Today, vinegar, as a basic component of the Mediterranean Diet’s healthy eating habits, is still lord of all it surveys on the Greek dinner table flavoring dishes, enhancing recipes, and improving our health through its wealth of nutritious elements.
The area of Messinia, inhabited from ancient times until today, has numerous sites which convey the atmosphere of different periods – ancient, eloquently carved beehive tombs, settlement relics, ceramics, ancient palaces, cities and Byzantine castles. The beauty of Messinia has two ‘faces’ - on the one hand, there is, Taygetos mountain, stone walls, fig and prickly pear trees, olive trees, stone houses and vineyards, and on the other hand, there is the deep blue sea, sandy bays, fishing boats, and fishermen with their nets.Messinia is situated in the southwestern part of the Peloponnese, and in the southern part of Continental Greece. Messinia needs no introduction: Renowned throughout the world for its rich history and unsurpassed natural beauties, it spellbinds its visitors.

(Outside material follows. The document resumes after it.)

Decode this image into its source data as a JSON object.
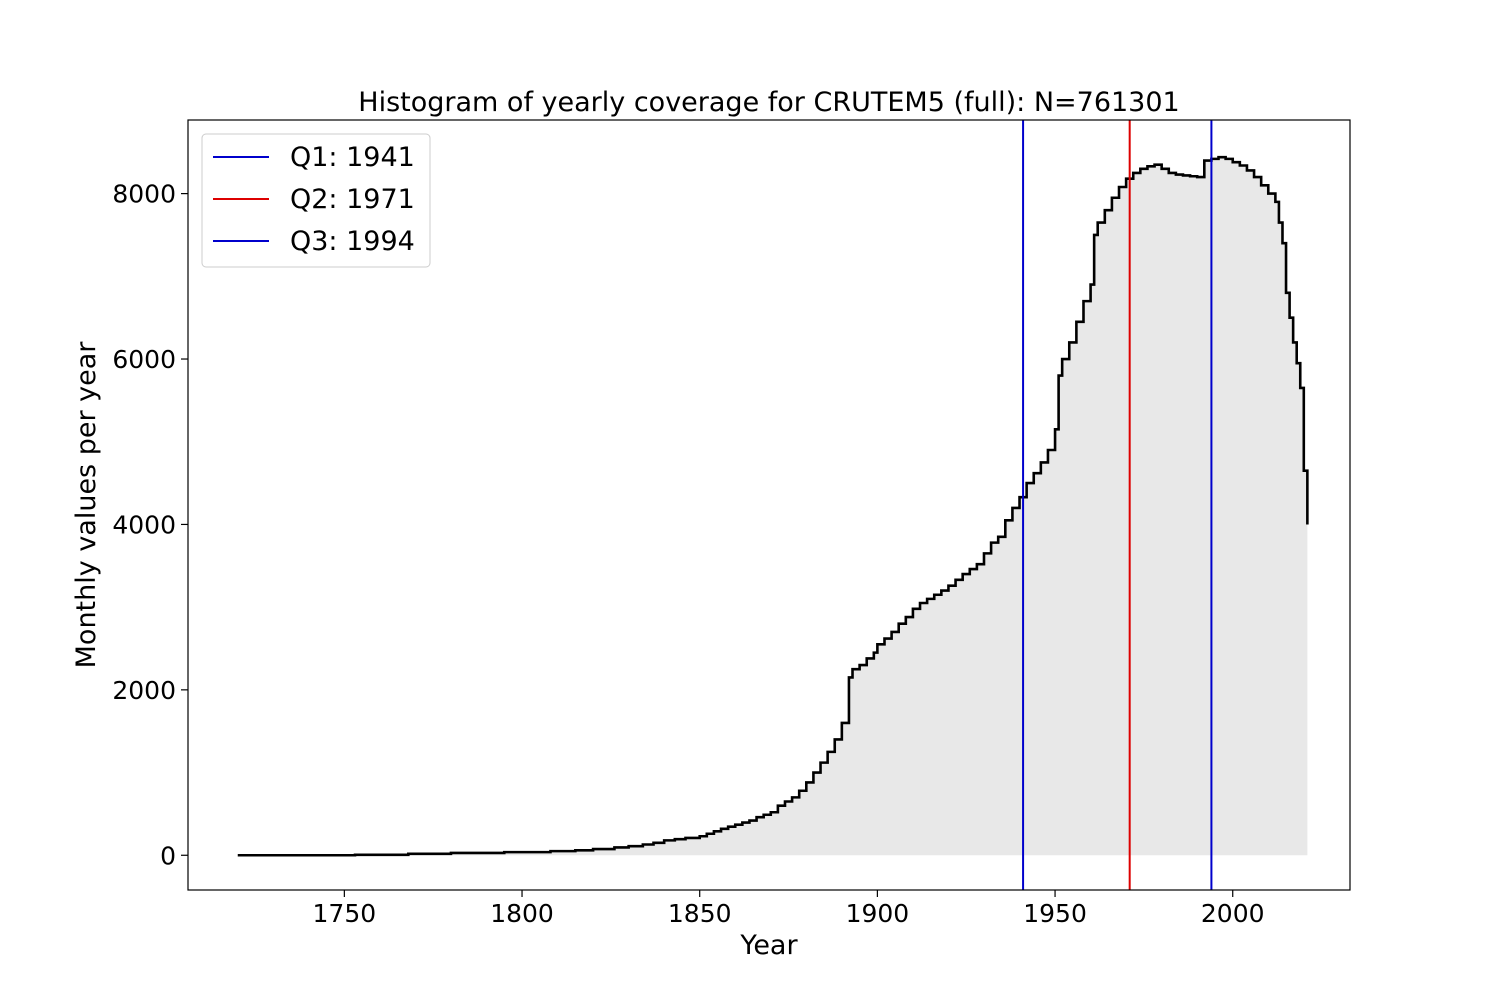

The capital of the Prefecture of Messinia is the lovely city of Kalamata. Built in the center of the Messinian Gulf’s coastal line, it accesses one of the most captivating beaches of Greece and is graced by 19th-century, architectural masterpieces. Messinian Mani is yet another area of the prefecture whose imposing tower houses draw the attention of visitors from around the world. Built at the foothills of Mount Taygetos (one of Greece’s tallest mountains), Messinian Mani has made a name for itself through its breathtaking and one-of-a-kind beauty, its abundant natural resources, and, last but not least, its superb local cuisine. The flavors of Messinia are part of Greece’s nutritional heritage. It couldn’t be otherwise: Messinia is a blessed land where tradition, in all its manifestations, comes first.